I've been listening to a lot of The Magnetic Fields recently and decided to see what sort of data I could collect from last.fm about similar artists. I started on the similarity page for The Magnetic Fields, and wrote down the first two artists. Then I went to each of those artists similarity pages and did the same thing, producing a tree of artists that are similar to one another. The tree of highest similarity led from The Magnetic Fields to Belle & Sebastian to The Arcade Fire, and finally to Bloc Party, which led back to The Arcade Fire. Including the second most similar artists yielded a total of thirteen artists before all the links led to artists I already listed.
Here's what the similarity diagram looks like (click on the diagram for a larger version).
Artists in black are those that were directly connected to The Magnetic Fields or related artists during my initial search, the dark blue arrows are links between the most similar artists and the lighter blue arrows are the number two links. The numbers near the artist boxes are the number of artists that point to them.
After I made the original diagram, I wanted to see where some of my other artists that I thought might fit into the diagram. I added Of Montreal, Architecture in Helsinki, The New Pornographers, and Spoon, again, looking for the top two most popular artists for the new groups. I was certainly right that these artists are similar, although none of them were directly connected to The Magnetic Fields. Of Montreal is only two links away (Of Montreal and The Magnetic Fields both point to Neutral Milk Hotel), and the others I added are three links away.
I think it would be really interesting to figure out some way to generate these sorts of diagrams automatically (since the connections will change as the listening habits of last.fm submitters change), and to add more levels. I used Metapost to build the diagram, so the diagrams could be built programmatically, but it would take some work to read and follow the appropriate links from the last.fm web site.

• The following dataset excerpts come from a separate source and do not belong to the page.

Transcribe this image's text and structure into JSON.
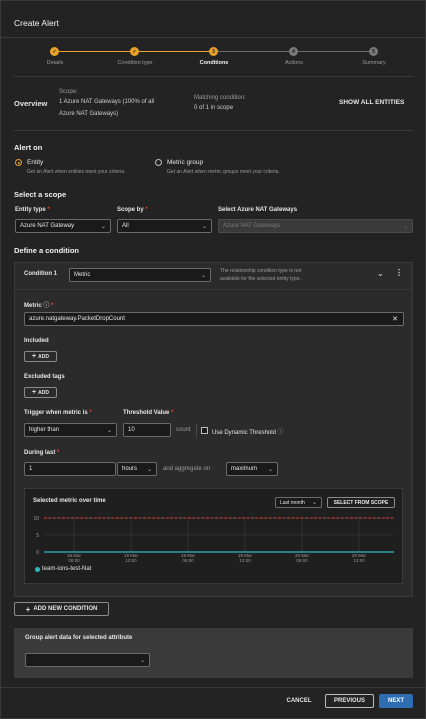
{
  "dialog": {
    "title": "Create Alert"
  },
  "steps": [
    {
      "label": "Details",
      "num": "1",
      "state": "done"
    },
    {
      "label": "Condition type",
      "num": "2",
      "state": "done"
    },
    {
      "label": "Conditions",
      "num": "3",
      "state": "current"
    },
    {
      "label": "Actions",
      "num": "4",
      "state": "todo"
    },
    {
      "label": "Summary",
      "num": "5",
      "state": "todo"
    }
  ],
  "overview": {
    "label": "Overview",
    "scope_label": "Scope:",
    "scope_value_line1": "1 Azure NAT Gateways (100% of all",
    "scope_value_line2": "Azure NAT Gateways)",
    "matching_label": "Matching condition:",
    "matching_value": "0 of 1 in scope",
    "show_all": "SHOW ALL ENTITIES"
  },
  "alert_on": {
    "heading": "Alert on",
    "entity_label": "Entity",
    "entity_desc": "Get an Alert when entities meet your criteria.",
    "metric_group_label": "Metric group",
    "metric_group_desc": "Get an Alert when metric groups meet your criteria."
  },
  "scope": {
    "heading": "Select a scope",
    "entity_type_label": "Entity type",
    "entity_type_value": "Azure NAT Gateway",
    "scope_by_label": "Scope by",
    "scope_by_value": "All",
    "select_label": "Select Azure NAT Gateways",
    "select_placeholder": "Azure NAT Gateways"
  },
  "condition": {
    "heading": "Define a condition",
    "cond_label": "Condition 1",
    "cond_type": "Metric",
    "cond_note_line1": "The relationship condition type is not",
    "cond_note_line2": "available for the selected entity type.",
    "metric_label": "Metric",
    "metric_value": "azure.natgateway.PacketDropCount",
    "included_label": "Included",
    "add_label": "ADD",
    "excluded_label": "Excluded tags",
    "trigger_label": "Trigger when metric is",
    "trigger_value": "higher than",
    "threshold_label": "Threshold Value",
    "threshold_value": "10",
    "count_label": "count",
    "dynamic_label": "Use Dynamic Threshold",
    "during_label": "During last",
    "during_value": "1",
    "unit_value": "hours",
    "aggregate_label": "and aggregate on",
    "aggregate_value": "maximum"
  },
  "chart_data": {
    "type": "line",
    "title": "Selected metric over time",
    "range_select": "Last month",
    "select_from_scope": "SELECT FROM SCOPE",
    "x": [
      "18 Mar\n06:00",
      "18 Mar\n12:00",
      "19 Mar\n06:00",
      "19 Mar\n12:00",
      "20 Mar\n06:00",
      "20 Mar\n12:00"
    ],
    "x_tick_dates": [
      "18 Mar",
      "19 Mar",
      "19 Mar",
      "19 Mar",
      "20 Mar",
      "20 Mar"
    ],
    "x_tick_times": [
      "06:00",
      "12:00",
      "06:00",
      "12:00",
      "06:00",
      "12:00"
    ],
    "y_ticks": [
      "10",
      "5",
      "0"
    ],
    "ylim": [
      0,
      10
    ],
    "threshold": 10,
    "series": [
      {
        "name": "team-ions-test-Nat",
        "values": [
          0,
          0,
          0,
          0,
          0,
          0
        ],
        "color": "#2fb7c4"
      }
    ],
    "threshold_color": "#d0443a"
  },
  "add_condition": "ADD NEW CONDITION",
  "group": {
    "label": "Group alert data for selected attribute",
    "value": ""
  },
  "footer": {
    "cancel": "CANCEL",
    "previous": "PREVIOUS",
    "next": "NEXT"
  },
  "colors": {
    "accent": "#e9a12a",
    "primary_button": "#2f6db3"
  }
}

I had the pleasure of living in Portland for a year in the early 90's, when the alternative music scene was focused on the Northwest and there was good live music playing all the time in local bars and music halls. Most weekend nights were spent at Satyricon or La Luna listening to local and up and coming acts like Everclear, Heatmiser, Hazel, Pond and many others. Since moving to Alaska, it's been a lot harder to keep track of new music and I was mostly stuck with newer releases of the artists I was already familiar with.

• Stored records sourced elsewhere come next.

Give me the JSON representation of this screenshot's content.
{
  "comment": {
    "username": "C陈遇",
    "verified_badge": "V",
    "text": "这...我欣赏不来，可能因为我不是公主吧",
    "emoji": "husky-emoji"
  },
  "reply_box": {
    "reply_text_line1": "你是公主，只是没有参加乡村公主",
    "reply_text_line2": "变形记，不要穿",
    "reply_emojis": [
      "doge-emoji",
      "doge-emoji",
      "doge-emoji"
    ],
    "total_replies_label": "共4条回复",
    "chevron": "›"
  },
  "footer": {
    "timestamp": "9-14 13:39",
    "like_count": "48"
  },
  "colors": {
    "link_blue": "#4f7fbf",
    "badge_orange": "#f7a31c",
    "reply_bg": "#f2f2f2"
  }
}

iTunes has been a good way to discover new artists and download songs, but I think eMusic and last.fm are even better. eMusic focuses on independent labels and is a subscription service, which means individual tracks are inexpensive enough that I've been downloading entire albums rather than just buying the "best of" tracks from iTunes. Downloads are unprotected MP3 files, encoded at 192 kbps so they're of higher quality than iTunes downloads, and you don't have to burn and rip purchased files to do what you want with them (like convert them to a truly free audio codec like OGG, for example).
last.fm is a free service that keeps track of what music you're listening to (there are plug-ins for most music players, including iTunes), and recommends other artists that other people with similar tastes listen to. What's different than the "people who bought X also bought Y" sort of connections (although it does this too) is that it has a media player (open source!) that plays full length tracks of the music it thinks you will like. This is much better than trying to decide if you like a new artist by listening to a 30-second sample on iTunes or eMusic. And the data is freely available through a well specified web API. You can see what music I'm listening to right now by looking at the 'music' section on the right sidebar of this page.
So now I've discovered a whole range of new artists that I never would have heard without these services. No thanks to the Recording Industry Association of America (RIAA), their old-style business model, and strongarm tactics, I'm finding and funding the artists I want to listen to.